The ultimate value of AES dogs on the Afghan front line, measured in soldiers' (and civilian) lives saved, has been recognised by the award to two military dogs of the Dickin Medal (established in 1943 by Maria Dickin, the founder of the People's Dispensary for Sick Animals, and known as the animals' VC). In 2007 Sadie, a nine-year-old black Labrador, discovered a secondary explosive device amid the carnage of a suicide blast outside the UN headquarters in Kabul. The MoD said that 'hundreds of our boys owe their lives to Sadie's keen sense of smell'. (Sadie's handler at the time was L/Cpl Karen Yardley. RAVC women share battlefield risks alongside the men, unlike women infantry soldiers, who do not serve on the front line.)

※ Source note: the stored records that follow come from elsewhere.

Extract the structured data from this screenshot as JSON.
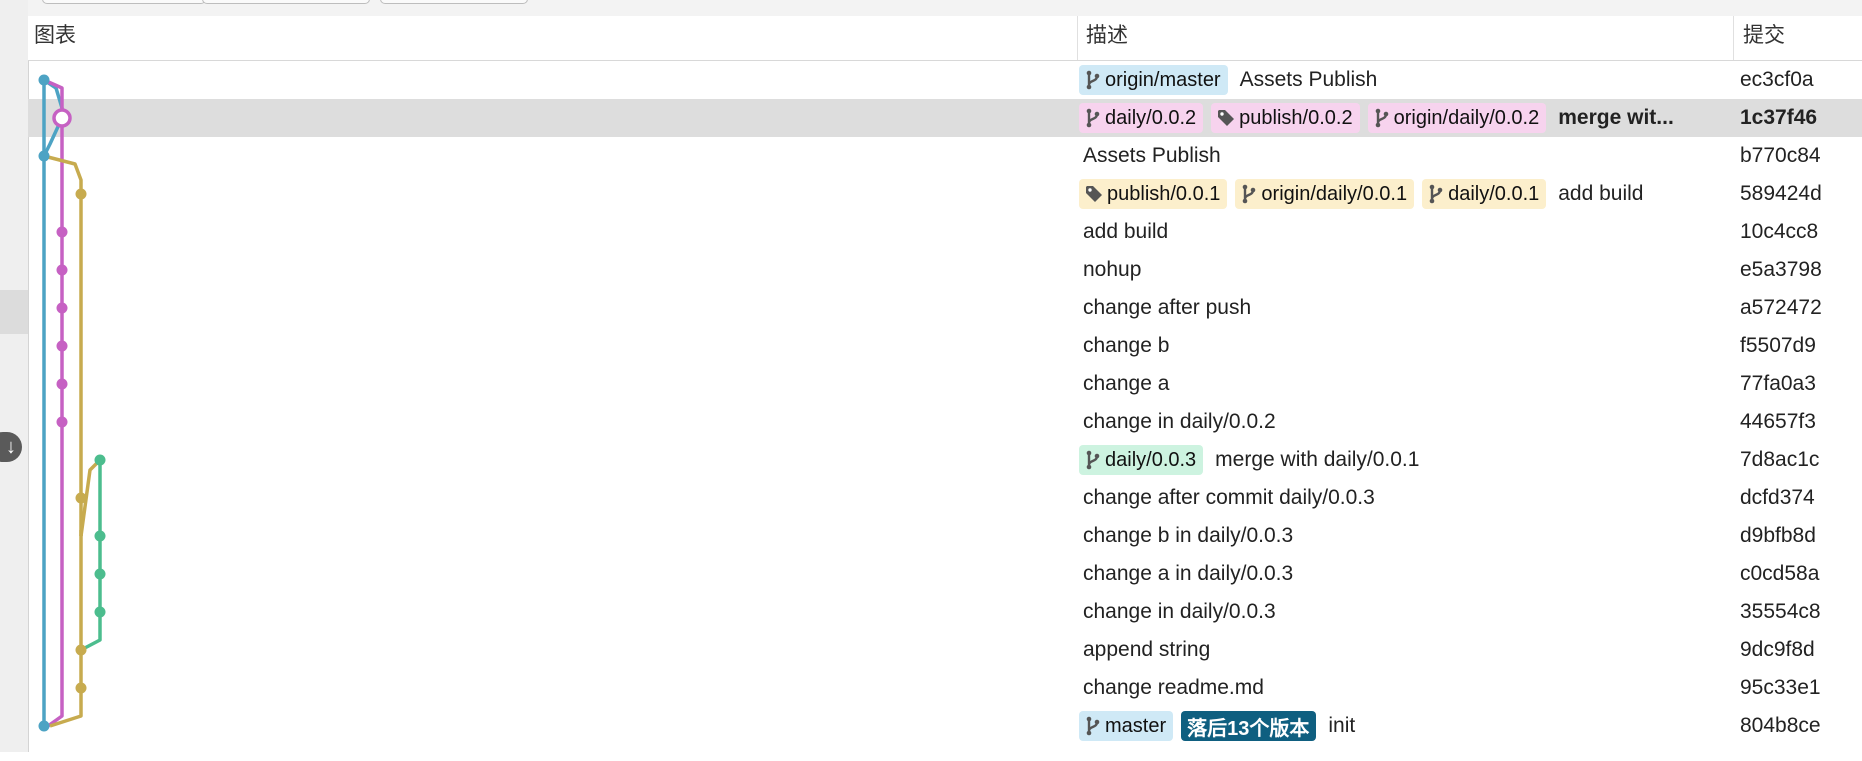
{
  "header": {
    "graph": "图表",
    "description": "描述",
    "commit": "提交"
  },
  "commits": [
    {
      "hash": "ec3cf0a",
      "refs": [
        {
          "name": "origin/master",
          "kind": "branch",
          "color": "blue"
        }
      ],
      "message": "Assets Publish",
      "selected": false
    },
    {
      "hash": "1c37f46",
      "refs": [
        {
          "name": "daily/0.0.2",
          "kind": "branch",
          "color": "pink"
        },
        {
          "name": "publish/0.0.2",
          "kind": "tag",
          "color": "pink"
        },
        {
          "name": "origin/daily/0.0.2",
          "kind": "branch",
          "color": "pink"
        }
      ],
      "message": "merge wit...",
      "selected": true
    },
    {
      "hash": "b770c84",
      "refs": [],
      "message": "Assets Publish",
      "selected": false
    },
    {
      "hash": "589424d",
      "refs": [
        {
          "name": "publish/0.0.1",
          "kind": "tag",
          "color": "yellow"
        },
        {
          "name": "origin/daily/0.0.1",
          "kind": "branch",
          "color": "yellow"
        },
        {
          "name": "daily/0.0.1",
          "kind": "branch",
          "color": "yellow"
        }
      ],
      "message": "add build",
      "selected": false
    },
    {
      "hash": "10c4cc8",
      "refs": [],
      "message": "add build",
      "selected": false
    },
    {
      "hash": "e5a3798",
      "refs": [],
      "message": "nohup",
      "selected": false
    },
    {
      "hash": "a572472",
      "refs": [],
      "message": "change after push",
      "selected": false
    },
    {
      "hash": "f5507d9",
      "refs": [],
      "message": "change b",
      "selected": false
    },
    {
      "hash": "77fa0a3",
      "refs": [],
      "message": "change a",
      "selected": false
    },
    {
      "hash": "44657f3",
      "refs": [],
      "message": "change in daily/0.0.2",
      "selected": false
    },
    {
      "hash": "7d8ac1c",
      "refs": [
        {
          "name": "daily/0.0.3",
          "kind": "branch",
          "color": "green"
        }
      ],
      "message": "merge with daily/0.0.1",
      "selected": false
    },
    {
      "hash": "dcfd374",
      "refs": [],
      "message": "change after commit daily/0.0.3",
      "selected": false
    },
    {
      "hash": "d9bfb8d",
      "refs": [],
      "message": "change b in daily/0.0.3",
      "selected": false
    },
    {
      "hash": "c0cd58a",
      "refs": [],
      "message": "change a in daily/0.0.3",
      "selected": false
    },
    {
      "hash": "35554c8",
      "refs": [],
      "message": "change in daily/0.0.3",
      "selected": false
    },
    {
      "hash": "9dc9f8d",
      "refs": [],
      "message": "append string",
      "selected": false
    },
    {
      "hash": "95c33e1",
      "refs": [],
      "message": "change readme.md",
      "selected": false
    },
    {
      "hash": "804b8ce",
      "refs": [
        {
          "name": "master",
          "kind": "branch",
          "color": "blue"
        },
        {
          "name": "落后13个版本",
          "kind": "behind",
          "color": "dark"
        }
      ],
      "message": "init",
      "selected": false
    }
  ],
  "graph": {
    "lane_colors": {
      "blue": "#4da3c4",
      "pink": "#c661c3",
      "yellow": "#c7ab4f",
      "green": "#4cbd8e"
    }
  },
  "colors": {
    "selected_row": "#dddddd",
    "behind_badge": "#0f5f80"
  },
  "icons": {
    "branch": "branch-icon",
    "tag": "tag-icon",
    "scroll": "arrow-down-icon"
  }
}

Last year Treo, another eight-year-old Labrador, received the award when working as a "forward detection dog". He turned up two "daisy chain" bombs – multiple explosives wired together – in Sangin, one of the most dangerous environments in Helmand. Treo's action had saved many lives. When Treo received his Dickin Medal from Princess Alexandra, his handler, Sgt Dave Heyhoe, said, 'He is a very good friend: we look after each other.'

So, you can see why Mason and I connected this morning.  He's proud of what his brothers and sisters do.  And well he should be.  Thanks for sharing again, you big hunk.  Any time you want, SPEAK, okay Mason?